The IL-17 family includes cytokines involved in both acute and chronic inflammatory responses. Since IL-17A was identified in 1993, five other members (IL-17B to IL-17F) have been discovered, with IL-17A and IL-17F being the most closely related. These cytokines generally function as homodimers, except for IL-17A and IL-17F, which can form heterodimers. Their signaling requires a receptor complex of IL-17RA and IL-17RC, activating inflammation via NF-κB and MAPK pathways. IL-17A plays a key role in autoimmune and chronic inflammatory diseases, with therapies targeting IL-17 effective in conditions like psoriasis, psoriatic arthritis, and ankylosing spondylitis (axSpA). Both IL-17A and IL-17F are produced by various immune cells, including Th17 cells, stimulating inflammatory mediators such as TNF, IL-1, and IL-6.

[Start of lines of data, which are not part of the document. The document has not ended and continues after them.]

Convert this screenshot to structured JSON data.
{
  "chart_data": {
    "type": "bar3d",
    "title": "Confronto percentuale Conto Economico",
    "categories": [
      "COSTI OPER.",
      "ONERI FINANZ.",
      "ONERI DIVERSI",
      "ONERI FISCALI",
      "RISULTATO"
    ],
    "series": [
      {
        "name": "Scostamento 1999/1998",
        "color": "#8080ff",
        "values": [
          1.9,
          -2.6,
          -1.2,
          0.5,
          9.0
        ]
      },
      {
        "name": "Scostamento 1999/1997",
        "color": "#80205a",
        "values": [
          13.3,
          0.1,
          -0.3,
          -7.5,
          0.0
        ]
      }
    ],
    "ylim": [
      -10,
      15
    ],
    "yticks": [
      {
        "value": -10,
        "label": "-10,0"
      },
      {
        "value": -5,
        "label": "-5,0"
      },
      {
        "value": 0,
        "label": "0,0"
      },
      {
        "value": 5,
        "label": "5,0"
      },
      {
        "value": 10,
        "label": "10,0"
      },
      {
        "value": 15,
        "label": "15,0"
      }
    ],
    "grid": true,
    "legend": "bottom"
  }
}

Targeting IL-17A and IL-17F has shown efficacy in several immune-mediated inflammatory diseases (IMIDs), though responses vary. Blocking IL-17A is effective for psoriasis, psoriatic arthritis, and axSpA, but less so in inflammatory bowel disease (IBD). While IL-17F is less potent than IL-17A, it still contributes to inflammation, and dual blockade of both cytokines has proven more effective in suppressing inflammatory mediators. Bimekizumab, a dual IL-17A/F inhibitor, has shown superior efficacy in treating psoriasis and psoriatic arthritis, with benefits in axSpA. Other therapies, like sonelokimab, are also under investigation. Dual cytokine inhibition may offer more comprehensive disease control than targeting IL-17A alone.

Reference: Sánchez-Rodríguez G, Puig L. Pathogenic Role of IL-17 and Therapeutic Targeting of IL-17F in Psoriatic Arthritis and Spondyloarthropathies. Int J Mol Sci. 2023 Jun 18;24(12):10305. doi: 10.3390/ijms241210305. PMID: 37373452; PMCID: PMC10299014.